Discussion
Pacemaker or ICD implantation is one of the most common cardiac interventions utilized today. They are used to treat cardiac arrythmias, including bradycardia and tachycardia. As such, indications for pacemaker implantation are numerous. ICD and pacemakers are most used to treat Sinus Node Dysfunction (SND) and Atrioventricular block. They can also treat chronic bifascicular block, hypertrophic cardiomyopathy, or patients with congenital heart disease.1 The need for a pacemaker can easily be determined using ECG or EP studies. However, as manifested by this case, a high degree of skepticism is required, including situations with young patients or those who have few cardiac studies.

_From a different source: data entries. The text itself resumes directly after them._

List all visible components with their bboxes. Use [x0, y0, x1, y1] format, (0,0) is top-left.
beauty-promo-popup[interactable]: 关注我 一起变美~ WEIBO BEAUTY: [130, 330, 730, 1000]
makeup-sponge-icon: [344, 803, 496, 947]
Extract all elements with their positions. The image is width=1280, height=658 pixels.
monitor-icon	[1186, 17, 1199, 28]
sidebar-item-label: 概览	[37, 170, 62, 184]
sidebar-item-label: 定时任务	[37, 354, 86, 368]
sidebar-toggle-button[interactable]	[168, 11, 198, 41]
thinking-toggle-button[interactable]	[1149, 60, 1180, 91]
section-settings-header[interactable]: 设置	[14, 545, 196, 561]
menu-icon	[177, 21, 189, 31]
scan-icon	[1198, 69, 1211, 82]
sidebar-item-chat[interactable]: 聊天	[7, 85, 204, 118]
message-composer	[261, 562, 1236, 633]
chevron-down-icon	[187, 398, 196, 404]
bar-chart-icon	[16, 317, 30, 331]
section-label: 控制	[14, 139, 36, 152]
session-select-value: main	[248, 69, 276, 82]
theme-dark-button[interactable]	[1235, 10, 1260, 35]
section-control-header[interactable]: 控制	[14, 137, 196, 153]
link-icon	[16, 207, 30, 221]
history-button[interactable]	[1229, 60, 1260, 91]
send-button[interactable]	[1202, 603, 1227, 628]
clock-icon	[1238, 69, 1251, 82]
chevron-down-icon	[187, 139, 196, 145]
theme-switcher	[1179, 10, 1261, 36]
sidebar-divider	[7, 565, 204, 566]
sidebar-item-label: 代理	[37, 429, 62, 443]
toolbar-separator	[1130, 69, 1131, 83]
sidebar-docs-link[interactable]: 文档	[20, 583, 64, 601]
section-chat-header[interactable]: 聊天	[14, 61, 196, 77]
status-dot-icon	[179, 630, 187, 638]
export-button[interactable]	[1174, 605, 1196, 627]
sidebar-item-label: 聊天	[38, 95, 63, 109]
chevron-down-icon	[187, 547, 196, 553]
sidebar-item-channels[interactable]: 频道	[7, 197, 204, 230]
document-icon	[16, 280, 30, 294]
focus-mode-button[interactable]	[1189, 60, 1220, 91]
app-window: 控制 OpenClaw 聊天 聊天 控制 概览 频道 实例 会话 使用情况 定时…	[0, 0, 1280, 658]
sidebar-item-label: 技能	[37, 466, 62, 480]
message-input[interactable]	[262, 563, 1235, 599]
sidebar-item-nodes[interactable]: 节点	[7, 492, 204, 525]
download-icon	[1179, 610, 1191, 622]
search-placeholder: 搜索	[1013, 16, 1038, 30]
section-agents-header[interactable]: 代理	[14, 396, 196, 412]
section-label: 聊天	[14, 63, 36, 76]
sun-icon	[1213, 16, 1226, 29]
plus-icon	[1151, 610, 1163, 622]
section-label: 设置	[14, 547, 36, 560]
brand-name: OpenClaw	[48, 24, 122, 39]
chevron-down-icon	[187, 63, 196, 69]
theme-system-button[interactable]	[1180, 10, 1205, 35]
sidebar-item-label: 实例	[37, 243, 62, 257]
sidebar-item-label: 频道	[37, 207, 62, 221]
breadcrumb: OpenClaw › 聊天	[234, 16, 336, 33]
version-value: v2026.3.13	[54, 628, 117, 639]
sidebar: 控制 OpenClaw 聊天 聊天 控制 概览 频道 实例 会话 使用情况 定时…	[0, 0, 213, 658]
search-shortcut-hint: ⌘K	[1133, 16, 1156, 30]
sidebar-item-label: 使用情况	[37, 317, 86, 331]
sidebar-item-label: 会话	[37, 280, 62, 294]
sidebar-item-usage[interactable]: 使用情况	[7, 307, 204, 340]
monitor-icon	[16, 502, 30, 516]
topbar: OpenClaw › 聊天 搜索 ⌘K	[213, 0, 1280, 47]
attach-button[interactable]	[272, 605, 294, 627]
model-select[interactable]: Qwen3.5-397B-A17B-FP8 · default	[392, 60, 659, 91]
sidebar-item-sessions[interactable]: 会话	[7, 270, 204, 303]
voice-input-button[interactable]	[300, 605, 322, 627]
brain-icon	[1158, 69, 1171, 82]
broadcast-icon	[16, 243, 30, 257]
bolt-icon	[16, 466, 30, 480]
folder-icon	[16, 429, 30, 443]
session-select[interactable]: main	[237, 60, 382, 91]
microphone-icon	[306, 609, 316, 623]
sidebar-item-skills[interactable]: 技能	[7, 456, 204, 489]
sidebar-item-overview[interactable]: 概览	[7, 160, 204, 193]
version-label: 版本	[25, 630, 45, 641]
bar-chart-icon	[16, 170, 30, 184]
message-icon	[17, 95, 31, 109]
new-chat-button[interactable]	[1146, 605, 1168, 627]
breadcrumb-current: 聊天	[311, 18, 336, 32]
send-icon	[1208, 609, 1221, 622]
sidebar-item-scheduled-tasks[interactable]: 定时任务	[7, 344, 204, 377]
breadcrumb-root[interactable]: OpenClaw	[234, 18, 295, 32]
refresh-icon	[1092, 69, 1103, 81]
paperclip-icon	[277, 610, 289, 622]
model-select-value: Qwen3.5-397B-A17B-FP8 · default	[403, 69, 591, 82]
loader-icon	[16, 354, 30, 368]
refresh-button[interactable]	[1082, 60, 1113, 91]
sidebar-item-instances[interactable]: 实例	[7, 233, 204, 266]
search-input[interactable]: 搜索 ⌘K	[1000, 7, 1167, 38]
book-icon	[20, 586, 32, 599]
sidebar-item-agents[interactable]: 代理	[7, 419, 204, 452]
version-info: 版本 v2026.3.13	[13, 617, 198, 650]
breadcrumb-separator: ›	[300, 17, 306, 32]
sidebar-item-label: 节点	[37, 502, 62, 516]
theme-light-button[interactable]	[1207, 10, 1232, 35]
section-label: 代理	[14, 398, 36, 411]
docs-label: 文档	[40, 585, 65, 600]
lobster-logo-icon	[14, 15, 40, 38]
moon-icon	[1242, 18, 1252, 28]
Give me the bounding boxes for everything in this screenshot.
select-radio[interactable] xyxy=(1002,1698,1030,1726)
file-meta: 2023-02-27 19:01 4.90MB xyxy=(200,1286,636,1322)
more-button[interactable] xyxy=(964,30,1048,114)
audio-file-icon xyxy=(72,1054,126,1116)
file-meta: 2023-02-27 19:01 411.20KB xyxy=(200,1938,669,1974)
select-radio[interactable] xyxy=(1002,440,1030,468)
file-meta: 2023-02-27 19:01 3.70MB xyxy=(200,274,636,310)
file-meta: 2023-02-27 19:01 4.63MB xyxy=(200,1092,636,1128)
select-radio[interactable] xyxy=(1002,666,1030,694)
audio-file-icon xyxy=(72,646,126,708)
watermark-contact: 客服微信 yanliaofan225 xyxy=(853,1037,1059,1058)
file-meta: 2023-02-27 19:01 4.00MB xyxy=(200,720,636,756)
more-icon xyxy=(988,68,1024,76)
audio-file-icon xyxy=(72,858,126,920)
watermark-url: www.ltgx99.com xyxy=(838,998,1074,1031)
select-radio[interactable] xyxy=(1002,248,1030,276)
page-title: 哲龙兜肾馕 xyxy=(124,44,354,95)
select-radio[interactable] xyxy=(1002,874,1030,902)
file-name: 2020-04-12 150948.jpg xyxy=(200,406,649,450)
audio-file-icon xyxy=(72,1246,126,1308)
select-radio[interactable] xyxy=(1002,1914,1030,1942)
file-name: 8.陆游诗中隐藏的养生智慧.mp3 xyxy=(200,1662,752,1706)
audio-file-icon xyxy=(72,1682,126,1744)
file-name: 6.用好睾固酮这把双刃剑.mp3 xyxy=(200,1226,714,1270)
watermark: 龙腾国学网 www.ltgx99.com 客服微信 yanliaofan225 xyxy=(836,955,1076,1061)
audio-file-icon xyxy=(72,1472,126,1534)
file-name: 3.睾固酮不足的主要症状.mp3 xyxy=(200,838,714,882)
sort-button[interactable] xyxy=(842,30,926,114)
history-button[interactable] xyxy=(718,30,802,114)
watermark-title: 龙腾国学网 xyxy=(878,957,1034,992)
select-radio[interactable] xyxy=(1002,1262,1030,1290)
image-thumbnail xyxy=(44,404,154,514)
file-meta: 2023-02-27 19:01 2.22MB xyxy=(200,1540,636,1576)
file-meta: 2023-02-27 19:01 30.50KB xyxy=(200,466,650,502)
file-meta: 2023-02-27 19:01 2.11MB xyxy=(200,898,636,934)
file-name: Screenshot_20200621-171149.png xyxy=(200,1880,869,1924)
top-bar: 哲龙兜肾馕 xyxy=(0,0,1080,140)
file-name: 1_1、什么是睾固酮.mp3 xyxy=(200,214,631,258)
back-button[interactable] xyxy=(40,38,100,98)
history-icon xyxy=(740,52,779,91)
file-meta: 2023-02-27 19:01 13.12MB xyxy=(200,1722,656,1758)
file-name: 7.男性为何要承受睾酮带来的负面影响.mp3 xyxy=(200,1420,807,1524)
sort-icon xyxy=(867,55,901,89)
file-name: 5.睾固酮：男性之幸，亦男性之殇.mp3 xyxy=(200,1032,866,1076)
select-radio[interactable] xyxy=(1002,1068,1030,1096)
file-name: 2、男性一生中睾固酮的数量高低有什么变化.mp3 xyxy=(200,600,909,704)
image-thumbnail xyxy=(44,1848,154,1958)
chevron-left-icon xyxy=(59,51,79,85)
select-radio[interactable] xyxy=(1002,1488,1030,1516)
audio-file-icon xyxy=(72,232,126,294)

Pacemaker implantation is a minimally invasive procedure, but still carries risks. Nearly a third of all complications are due to lead dislodgement or malposition.2 A proper ventricular lead is one placed in the right ventricular (RV) cavity; however, leads can migrate to the left ventricle (LV) through several pathways. Passage through an atrial septal defect is most common but can also occur through a patent foramen ovale or a ventricular septal defect.3 An RV lead in the LV is a serious and likely under-reported complication of pacemaker implantation. Leads in the LV can lead to dangerous thromboembolic events, which can occur anywhere from months to years after lead migration.2
A misplaced ventricular lead must quickly be diagnosed to prevent adverse events, and thus a high degree of scrutiny is required. The most important tool to recognize a lead in the LV is an ECG; on ventricular pacing, a misplaced lead will display a right bundle branch block (RBBB) morphology rather than the expected left bundle branch block (LBBB).4 However, this method is limited in cases such as SND in the absence of AV node disease, as the patient would likely only have atrial pacing or no pacing at baseline.2Adjunctive imaging is used to further confirm a misplaced lead, with AP and lateral X-rays as the primary techniques. A correctly positioned RV lead on an AP chest X-ray should have a smooth right lateral course with slight bowing at the RV apex (Figure 9). A lateral chest X-ray should display the tip of an ICD lead projected anteriorly (Figure 10); in a mispositioned LV lead, this tip is projected posteriorly.5 It may be difficult to differentiate between a lead in the LV from those in the middle cardiac vein or coronary sinuses. Thus, CT imaging or TEE can be used to visualize lead migration.